July 28, VCS and VUFT File Appeal in Lawsuit Against VA, Citing Serious Veteran Suicide Epidemic

Army Times

Veterans appeal ruling in lawsuit against VA

Monday Jul 28, 2008 – As promised, the advocacy group Veterans for Common Sense has filed an appeal in a case in which it accuses the Veterans Affairs Department of putting veterans at risk for suicide and mental health issues through shortfalls in care.

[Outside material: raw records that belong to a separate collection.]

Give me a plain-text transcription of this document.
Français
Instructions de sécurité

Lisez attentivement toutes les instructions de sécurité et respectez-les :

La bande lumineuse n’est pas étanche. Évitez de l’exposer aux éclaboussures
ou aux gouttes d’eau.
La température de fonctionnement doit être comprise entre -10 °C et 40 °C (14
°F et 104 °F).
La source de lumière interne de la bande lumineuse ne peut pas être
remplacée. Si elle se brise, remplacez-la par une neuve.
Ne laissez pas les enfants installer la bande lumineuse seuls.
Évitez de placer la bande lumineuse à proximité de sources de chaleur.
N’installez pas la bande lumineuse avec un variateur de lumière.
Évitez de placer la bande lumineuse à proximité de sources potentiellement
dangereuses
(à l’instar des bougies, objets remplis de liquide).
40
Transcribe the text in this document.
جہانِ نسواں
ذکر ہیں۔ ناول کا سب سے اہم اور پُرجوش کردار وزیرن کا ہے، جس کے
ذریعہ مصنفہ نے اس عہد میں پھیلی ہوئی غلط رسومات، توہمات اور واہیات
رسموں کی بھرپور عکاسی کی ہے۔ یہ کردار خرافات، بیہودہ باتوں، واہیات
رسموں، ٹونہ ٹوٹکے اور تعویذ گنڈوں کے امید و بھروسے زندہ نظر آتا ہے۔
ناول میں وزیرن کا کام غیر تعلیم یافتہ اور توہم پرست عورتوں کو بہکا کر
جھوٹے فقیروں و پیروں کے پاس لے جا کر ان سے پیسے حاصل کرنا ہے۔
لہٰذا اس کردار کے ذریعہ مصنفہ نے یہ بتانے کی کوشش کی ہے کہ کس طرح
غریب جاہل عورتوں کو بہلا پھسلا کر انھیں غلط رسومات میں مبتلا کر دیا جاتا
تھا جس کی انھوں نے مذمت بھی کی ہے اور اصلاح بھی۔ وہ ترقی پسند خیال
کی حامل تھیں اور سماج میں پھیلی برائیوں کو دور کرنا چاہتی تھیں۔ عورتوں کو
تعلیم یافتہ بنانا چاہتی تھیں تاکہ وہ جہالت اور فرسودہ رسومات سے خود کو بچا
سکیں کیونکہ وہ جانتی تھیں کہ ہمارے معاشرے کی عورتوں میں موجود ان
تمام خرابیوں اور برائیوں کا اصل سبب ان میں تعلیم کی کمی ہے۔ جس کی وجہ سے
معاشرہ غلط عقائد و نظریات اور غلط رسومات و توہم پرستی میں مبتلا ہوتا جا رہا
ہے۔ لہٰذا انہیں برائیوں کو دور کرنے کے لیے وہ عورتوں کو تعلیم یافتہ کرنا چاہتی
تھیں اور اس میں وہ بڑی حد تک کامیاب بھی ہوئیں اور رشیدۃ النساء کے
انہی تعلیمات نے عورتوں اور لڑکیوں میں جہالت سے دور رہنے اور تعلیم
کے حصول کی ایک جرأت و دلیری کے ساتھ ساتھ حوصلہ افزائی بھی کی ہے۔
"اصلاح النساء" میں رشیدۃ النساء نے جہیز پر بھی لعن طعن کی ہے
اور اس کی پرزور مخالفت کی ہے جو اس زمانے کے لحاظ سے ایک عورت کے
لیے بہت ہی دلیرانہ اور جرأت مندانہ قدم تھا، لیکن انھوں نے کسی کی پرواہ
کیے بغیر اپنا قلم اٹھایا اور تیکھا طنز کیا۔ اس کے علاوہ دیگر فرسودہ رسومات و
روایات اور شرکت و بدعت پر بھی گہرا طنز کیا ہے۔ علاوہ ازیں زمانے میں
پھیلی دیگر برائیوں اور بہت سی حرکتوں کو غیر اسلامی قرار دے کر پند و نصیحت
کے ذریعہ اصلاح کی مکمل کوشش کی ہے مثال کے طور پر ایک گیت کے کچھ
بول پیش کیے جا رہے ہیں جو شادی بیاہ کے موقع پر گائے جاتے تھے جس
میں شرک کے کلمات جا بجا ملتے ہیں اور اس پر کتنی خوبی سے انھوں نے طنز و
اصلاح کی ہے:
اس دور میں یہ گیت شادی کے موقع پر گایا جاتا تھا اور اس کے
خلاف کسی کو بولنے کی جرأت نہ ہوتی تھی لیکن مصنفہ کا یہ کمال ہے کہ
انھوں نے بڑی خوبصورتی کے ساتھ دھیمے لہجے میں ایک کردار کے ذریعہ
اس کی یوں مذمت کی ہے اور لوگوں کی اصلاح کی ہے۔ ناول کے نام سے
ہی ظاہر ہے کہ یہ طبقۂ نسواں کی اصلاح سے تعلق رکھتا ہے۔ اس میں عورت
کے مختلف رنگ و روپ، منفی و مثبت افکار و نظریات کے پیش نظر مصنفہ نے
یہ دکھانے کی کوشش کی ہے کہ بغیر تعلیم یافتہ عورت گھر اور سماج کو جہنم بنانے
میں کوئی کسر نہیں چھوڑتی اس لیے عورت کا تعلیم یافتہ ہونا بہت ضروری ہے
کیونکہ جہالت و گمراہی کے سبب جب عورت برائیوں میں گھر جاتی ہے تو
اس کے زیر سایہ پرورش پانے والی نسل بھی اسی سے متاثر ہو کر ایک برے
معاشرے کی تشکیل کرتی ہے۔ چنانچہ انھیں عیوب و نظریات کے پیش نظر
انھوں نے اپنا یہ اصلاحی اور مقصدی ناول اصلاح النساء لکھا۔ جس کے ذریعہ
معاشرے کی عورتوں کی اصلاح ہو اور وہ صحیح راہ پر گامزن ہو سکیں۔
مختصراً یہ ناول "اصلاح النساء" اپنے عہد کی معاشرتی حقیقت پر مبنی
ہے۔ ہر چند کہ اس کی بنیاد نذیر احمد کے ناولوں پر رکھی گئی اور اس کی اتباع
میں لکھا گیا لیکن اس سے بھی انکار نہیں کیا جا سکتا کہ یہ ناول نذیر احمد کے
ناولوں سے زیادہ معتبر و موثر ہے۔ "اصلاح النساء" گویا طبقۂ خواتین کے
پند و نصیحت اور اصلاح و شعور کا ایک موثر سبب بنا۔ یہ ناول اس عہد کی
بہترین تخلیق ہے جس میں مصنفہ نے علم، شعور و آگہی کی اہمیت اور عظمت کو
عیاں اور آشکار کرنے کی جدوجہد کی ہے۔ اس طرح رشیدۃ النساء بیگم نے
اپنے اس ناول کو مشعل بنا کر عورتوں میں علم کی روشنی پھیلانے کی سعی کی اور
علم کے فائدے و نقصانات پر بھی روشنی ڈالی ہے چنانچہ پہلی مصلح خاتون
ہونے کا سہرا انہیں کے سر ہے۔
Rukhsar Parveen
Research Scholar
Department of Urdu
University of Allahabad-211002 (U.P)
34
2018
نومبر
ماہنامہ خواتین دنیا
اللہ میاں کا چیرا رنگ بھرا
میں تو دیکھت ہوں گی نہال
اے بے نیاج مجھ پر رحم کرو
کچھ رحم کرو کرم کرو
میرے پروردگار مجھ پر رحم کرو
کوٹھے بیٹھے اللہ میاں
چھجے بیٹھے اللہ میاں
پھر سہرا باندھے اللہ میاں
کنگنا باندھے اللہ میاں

In June, Judge Samuel Conti of the 9th Circuit Court of Appeals in California ruled that the case was out of his jurisdiction because Veterans for Common Sense could not prove that the problems cited — delays in benefits, lost records, long waits for doctors’ appointments, not enough oversight and veterans turned away from hospitals with suicidal thoughts — applied to every veteran, and were therefore not systemic.

However, Conti said in his ruling that those problems need to be tended to, and that individual veterans could sue VA. He said the power to change the system ultimately rests with Congress and VA.

But Veterans for Common Sense, in conjunction with Veterans United for Truth, appealed because they believe the courts do have jurisdiction and can force change. They have requested an expedited hearing, citing new statistics that show a veterans’ suicide hotline receives 250 calls a day from people in distress.

The case brought to light several problems within the system, including an e-mail from a woman who oversees mental health workers at a Temple, Texas, VA facility in which she said her center did not have the resources necessary to diagnose veterans with post-traumatic stress disorder and advised them instead to diagnose “adjustment disorder” — a short-term diagnosis no longer applicable to veterans who have had symptoms for more than six months.

The case also disclosed an e-mail that showed more than 1,000 veterans in VA’s care attempt suicide every month.

“For these reasons, plaintiffs believe they should continue to fight, that their cause is valid, and that Judge Conti was incorrect in holding that the courts are without power to grant veterans a remedy,” attorneys for Veterans for Common Sense said in a statement.